Sin embargo, pocos tienen la fortuna de recibir amigos tardíos. Esos que nos encuentran con proyectos consumados de vida. No vienen a buscar, porque tienen, sino a dar, a compartir realizaciones, y no hablo de éxito. Seres desinteresados que solo precisan de espacios maduros de comprensión; más cercanía que dinero, más apoyo que negocios, más consejos que halagos. Esos no tienen nada que perder y te hablan con la verdad que no quieres oír o con el derecho que no les has dado. Ofrecen una amistad sin rodeos ni teatros. Algunos aparecen en los episodios estelares de la existencia para corroborar que ha valido la pena la carrera y que al final lo que queda como relato y memoria son los pequeños momentos de grandes entregas. Esos amigos son escasos y caros porque resultan de un sorteo del destino o de una gracia providencial siempre inmerecida. Con ellos, hasta respirar el silencio es vivir otra vez.

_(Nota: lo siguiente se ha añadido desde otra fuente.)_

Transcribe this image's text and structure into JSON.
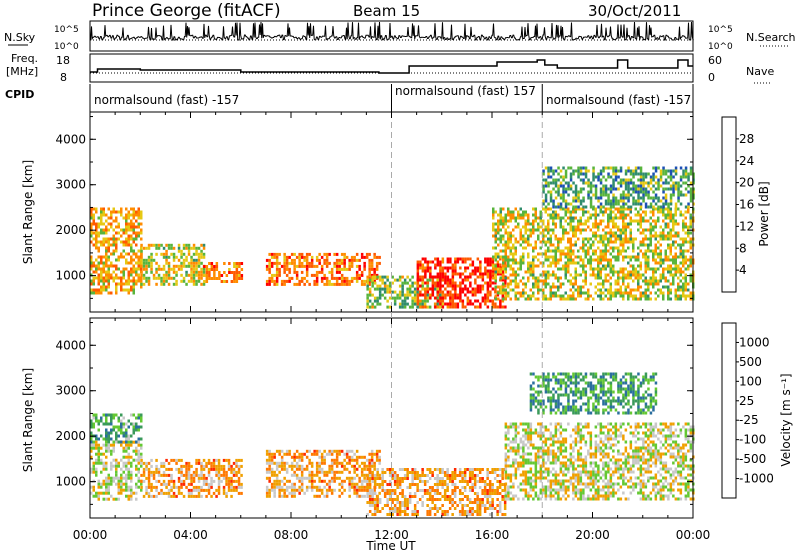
{
  "header": {
    "station": "Prince George (fitACF)",
    "beam": "Beam 15",
    "date": "30/Oct/2011"
  },
  "strips": {
    "nsky_label": "N.Sky",
    "nsky_ticks": [
      "10^5",
      "10^0"
    ],
    "nsearch_label": "N.Search",
    "freq_label_1": "Freq.",
    "freq_label_2": "[MHz]",
    "freq_ticks": [
      "18",
      "8"
    ],
    "nave_label": "Nave",
    "nave_ticks": [
      "60",
      "0"
    ],
    "cpid_label": "CPID",
    "cpid_segments": [
      {
        "label": "normalsound (fast) -157",
        "start_hour": 0
      },
      {
        "label": "normalsound (fast) 157",
        "start_hour": 12
      },
      {
        "label": "normalsound (fast) -157",
        "start_hour": 18
      }
    ]
  },
  "x_axis": {
    "label": "Time UT",
    "ticks": [
      "00:00",
      "04:00",
      "08:00",
      "12:00",
      "16:00",
      "20:00",
      "00:00"
    ]
  },
  "chart_data": [
    {
      "type": "heatmap",
      "panel": "power",
      "ylabel": "Slant Range [km]",
      "yticks": [
        "1000",
        "2000",
        "3000",
        "4000"
      ],
      "ylim": [
        200,
        4600
      ],
      "xlim_hours": [
        0,
        24
      ],
      "colorbar_label": "Power [dB]",
      "colorbar_ticks": [
        "4",
        "8",
        "12",
        "16",
        "20",
        "24",
        "28"
      ],
      "colors": [
        "#1a1aff",
        "#1c50b4",
        "#2f8c6c",
        "#58b43c",
        "#e6c814",
        "#ff8c00",
        "#ff5a00",
        "#ff0000"
      ],
      "regions": [
        {
          "t0": 0.0,
          "t1": 2.0,
          "r0": 600,
          "r1": 2500,
          "level": 0.65
        },
        {
          "t0": 2.0,
          "t1": 4.5,
          "r0": 800,
          "r1": 1700,
          "level": 0.55
        },
        {
          "t0": 4.5,
          "t1": 6.0,
          "r0": 900,
          "r1": 1300,
          "level": 0.8
        },
        {
          "t0": 7.0,
          "t1": 11.5,
          "r0": 800,
          "r1": 1500,
          "level": 0.8
        },
        {
          "t0": 11.0,
          "t1": 14.0,
          "r0": 300,
          "r1": 1000,
          "level": 0.45
        },
        {
          "t0": 13.0,
          "t1": 16.5,
          "r0": 300,
          "r1": 1400,
          "level": 0.95
        },
        {
          "t0": 16.0,
          "t1": 24.0,
          "r0": 500,
          "r1": 2500,
          "level": 0.55
        },
        {
          "t0": 18.0,
          "t1": 24.0,
          "r0": 2500,
          "r1": 3400,
          "level": 0.35
        }
      ]
    },
    {
      "type": "heatmap",
      "panel": "velocity",
      "ylabel": "Slant Range [km]",
      "yticks": [
        "1000",
        "2000",
        "3000",
        "4000"
      ],
      "ylim": [
        200,
        4600
      ],
      "xlim_hours": [
        0,
        24
      ],
      "colorbar_label": "Velocity [m s⁻¹]",
      "colorbar_ticks": [
        "1000",
        "500",
        "100",
        "25",
        "-25",
        "-100",
        "-500",
        "-1000"
      ],
      "colors": [
        "#1a3ac8",
        "#2a6e9e",
        "#3a9a5a",
        "#64c832",
        "#c8c8c8",
        "#f0a000",
        "#ff7800",
        "#ff2800",
        "#e00000"
      ],
      "regions": [
        {
          "t0": 0.0,
          "t1": 2.0,
          "r0": 600,
          "r1": 1900,
          "level": 0.5
        },
        {
          "t0": 0.0,
          "t1": 2.0,
          "r0": 1900,
          "r1": 2500,
          "level": 0.3
        },
        {
          "t0": 2.0,
          "t1": 6.0,
          "r0": 700,
          "r1": 1500,
          "level": 0.65
        },
        {
          "t0": 7.0,
          "t1": 11.5,
          "r0": 700,
          "r1": 1700,
          "level": 0.65
        },
        {
          "t0": 11.0,
          "t1": 16.5,
          "r0": 300,
          "r1": 1300,
          "level": 0.65
        },
        {
          "t0": 16.5,
          "t1": 24.0,
          "r0": 600,
          "r1": 2300,
          "level": 0.5
        },
        {
          "t0": 17.5,
          "t1": 22.5,
          "r0": 2500,
          "r1": 3400,
          "level": 0.25
        }
      ]
    }
  ]
}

Un último amigo es el que queda cuando todos se van. Ese que comparte festejos y duelos; laureles y derrumbes. El que late sin ruido y aconseja con la mirada. Quiere sin decirlo; habla con las acciones. No procura más compensaciones que nuestra atención. Es tan seguro como el sol e infalible como la muerte. Siempre presente. Despide a tantos que abandonan la carrera; él, sin embargo, perdura sin estridencias ni cumplidos. Leal al tiempo, a la palabra, a la verdad. Pocos merecen y tienen ese “amigo de siempre”. Jesús les dijo a sus discípulos: “Ya no los llamo siervos, porque el siervo no está al tanto de lo que hace su amo; los llamo amigos”. (Juan 15:15).